SMA currently has no cure and while physical exercise might represent a promising approach to alleviate SMA symptoms, the lack of data on the effects of different kinds of exercise on diseased motor units precludes the use of active physiotherapy in SMA patients.
Physical exercise covers a wide range of programs with very different approaches, including long-term versus acute exercises, concentric versus eccentric contractions, and power versus endurance exercises. The type of exercise used could be the key to understand the apparently contradictory effects of exercise in a given disease.
Researchers evaluated the efficiency of two long-term physical exercise paradigms, high-intensity swimming and low-intensity running, to alleviate SMA symptoms in a transgenic SMA-like mouse model and in a control group of mice (68 mice per group). The researchers found that 10 months of physical training, five days a week for 10 minutes each day, induced significant benefits in terms of resistance to muscle damage, energetic metabolism, muscle fatigue, and motor behavior.
While swimming and running were both beneficial for motor neurons affected by SMA, each type of exercise had an impact on different motor neurons and muscle fibers. Swimming protected intermediate and fast motor neurons (the most-affected type of motor neuron in SMA) and enhanced the cross-sectional area of large muscle fibers, while running only protected slow motor neurons and enhanced the cross-sectional area of intermediate muscle fibers.
Olivier Bondi from the Université Paris Descartes, the study’s main investigator, said in a news release: “So far, the clinical care strategy for SMA patients has been based on symptomatic alleviation and physiotherapy. Active exercise has previously been avoided to minimise damage to muscles and neurons. Our study shows, though, that not only could physical exercise be part of a cheap, beneficial long-term care programme for SMA patients (especially compared to pharmacological approaches and walking aids), it also highlights the importance of defining a specific exercise regimen to limit the neurodegeneration process. Our research could provide several clues when designing rehabilitation programs for SMA patients; and the findings have already been used to design an innovative clinical trial for SMA patients in France (ExerASI, n° ID RCB 2013-A01331-44).”

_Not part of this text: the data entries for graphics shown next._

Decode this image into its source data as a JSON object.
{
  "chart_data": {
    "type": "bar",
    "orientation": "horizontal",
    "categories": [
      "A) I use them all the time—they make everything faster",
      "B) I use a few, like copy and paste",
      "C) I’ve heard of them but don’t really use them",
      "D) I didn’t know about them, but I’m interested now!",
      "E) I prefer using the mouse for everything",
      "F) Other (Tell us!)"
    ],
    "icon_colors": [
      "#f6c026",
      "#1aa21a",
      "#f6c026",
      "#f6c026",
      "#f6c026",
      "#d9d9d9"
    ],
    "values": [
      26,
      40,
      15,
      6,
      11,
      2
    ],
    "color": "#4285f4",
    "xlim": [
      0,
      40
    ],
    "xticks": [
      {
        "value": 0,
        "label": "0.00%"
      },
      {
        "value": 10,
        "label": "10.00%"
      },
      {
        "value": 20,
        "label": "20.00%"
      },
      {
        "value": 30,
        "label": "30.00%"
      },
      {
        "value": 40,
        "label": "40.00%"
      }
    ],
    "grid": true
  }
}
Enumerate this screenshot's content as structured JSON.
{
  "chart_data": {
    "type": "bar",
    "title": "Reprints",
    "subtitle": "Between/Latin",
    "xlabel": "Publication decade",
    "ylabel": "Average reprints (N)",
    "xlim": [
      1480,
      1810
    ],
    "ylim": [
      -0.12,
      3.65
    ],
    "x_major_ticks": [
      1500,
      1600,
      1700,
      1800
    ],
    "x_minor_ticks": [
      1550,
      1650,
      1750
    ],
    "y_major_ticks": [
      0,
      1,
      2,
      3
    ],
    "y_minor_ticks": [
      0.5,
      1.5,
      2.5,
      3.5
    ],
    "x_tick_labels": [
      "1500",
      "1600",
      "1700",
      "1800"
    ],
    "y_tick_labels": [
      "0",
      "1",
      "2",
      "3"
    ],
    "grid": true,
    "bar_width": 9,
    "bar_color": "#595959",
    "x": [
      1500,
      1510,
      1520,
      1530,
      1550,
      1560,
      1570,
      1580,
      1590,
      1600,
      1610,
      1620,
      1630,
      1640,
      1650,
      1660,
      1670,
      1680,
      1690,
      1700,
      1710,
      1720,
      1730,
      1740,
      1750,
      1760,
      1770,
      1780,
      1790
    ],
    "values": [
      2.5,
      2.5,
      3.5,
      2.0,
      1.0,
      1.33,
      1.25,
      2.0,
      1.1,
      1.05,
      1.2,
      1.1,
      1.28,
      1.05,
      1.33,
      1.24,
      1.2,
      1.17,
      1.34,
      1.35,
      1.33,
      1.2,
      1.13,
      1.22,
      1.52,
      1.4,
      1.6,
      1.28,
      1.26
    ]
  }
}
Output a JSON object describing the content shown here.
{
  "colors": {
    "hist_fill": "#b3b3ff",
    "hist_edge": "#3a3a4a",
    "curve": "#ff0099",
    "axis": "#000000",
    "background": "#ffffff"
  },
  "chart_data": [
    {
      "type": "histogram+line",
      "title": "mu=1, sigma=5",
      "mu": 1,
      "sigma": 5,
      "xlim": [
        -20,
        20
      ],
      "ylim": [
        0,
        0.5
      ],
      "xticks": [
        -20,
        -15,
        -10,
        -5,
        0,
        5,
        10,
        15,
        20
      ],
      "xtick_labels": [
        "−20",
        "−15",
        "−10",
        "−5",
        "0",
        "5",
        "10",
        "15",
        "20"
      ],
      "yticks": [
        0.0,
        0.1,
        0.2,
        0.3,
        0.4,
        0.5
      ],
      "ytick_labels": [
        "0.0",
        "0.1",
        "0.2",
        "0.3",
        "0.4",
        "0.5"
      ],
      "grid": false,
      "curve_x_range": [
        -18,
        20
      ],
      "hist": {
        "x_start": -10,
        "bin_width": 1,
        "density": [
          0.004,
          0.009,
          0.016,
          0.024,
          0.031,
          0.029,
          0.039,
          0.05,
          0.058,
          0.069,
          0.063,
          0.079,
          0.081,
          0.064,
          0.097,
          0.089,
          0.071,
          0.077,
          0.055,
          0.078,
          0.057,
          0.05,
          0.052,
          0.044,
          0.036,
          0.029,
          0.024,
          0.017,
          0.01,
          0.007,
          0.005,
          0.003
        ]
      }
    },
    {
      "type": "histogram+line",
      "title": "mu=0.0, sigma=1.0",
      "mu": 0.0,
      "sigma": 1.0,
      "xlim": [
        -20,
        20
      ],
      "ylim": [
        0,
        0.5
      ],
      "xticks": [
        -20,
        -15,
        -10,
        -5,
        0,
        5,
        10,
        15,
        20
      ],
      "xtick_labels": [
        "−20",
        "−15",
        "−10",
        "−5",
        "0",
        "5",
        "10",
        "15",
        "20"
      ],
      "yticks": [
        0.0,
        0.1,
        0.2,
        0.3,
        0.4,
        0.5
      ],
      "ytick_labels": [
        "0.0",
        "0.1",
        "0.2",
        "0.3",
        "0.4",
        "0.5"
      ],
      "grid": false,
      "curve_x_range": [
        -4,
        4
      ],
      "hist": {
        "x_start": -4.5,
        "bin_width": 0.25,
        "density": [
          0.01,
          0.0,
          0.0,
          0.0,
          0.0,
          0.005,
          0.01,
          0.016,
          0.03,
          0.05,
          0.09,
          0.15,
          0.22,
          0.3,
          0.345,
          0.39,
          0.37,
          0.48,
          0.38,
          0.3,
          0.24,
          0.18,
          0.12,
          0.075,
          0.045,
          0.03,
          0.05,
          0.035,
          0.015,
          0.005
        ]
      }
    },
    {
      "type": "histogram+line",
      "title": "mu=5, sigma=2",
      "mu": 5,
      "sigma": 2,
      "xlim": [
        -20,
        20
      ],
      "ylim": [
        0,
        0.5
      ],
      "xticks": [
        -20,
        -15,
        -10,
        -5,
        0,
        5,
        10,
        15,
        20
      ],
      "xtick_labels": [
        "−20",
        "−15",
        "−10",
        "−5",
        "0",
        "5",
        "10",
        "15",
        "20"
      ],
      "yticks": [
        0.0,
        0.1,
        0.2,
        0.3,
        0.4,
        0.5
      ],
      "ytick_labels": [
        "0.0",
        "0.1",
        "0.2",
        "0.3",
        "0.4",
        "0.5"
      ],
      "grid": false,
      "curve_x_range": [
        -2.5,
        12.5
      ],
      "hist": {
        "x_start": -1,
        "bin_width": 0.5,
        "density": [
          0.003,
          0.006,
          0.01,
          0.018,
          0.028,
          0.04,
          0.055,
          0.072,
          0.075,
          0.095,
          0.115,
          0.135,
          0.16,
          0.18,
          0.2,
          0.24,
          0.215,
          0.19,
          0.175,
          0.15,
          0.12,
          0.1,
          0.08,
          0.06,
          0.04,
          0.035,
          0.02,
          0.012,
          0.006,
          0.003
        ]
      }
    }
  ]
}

The researcher added, “This shift in patient care towards the prescription of appropriate exercise in neuromuscular disorders could profoundly change the view of physiotherapy in SMA but also for other neuromuscular disorders. Understanding the mechanisms of exercise-induced benefits in neuromuscular degenerative diseases could provide a platform for discover[ing] new potential pharmacological approaches in such patients.”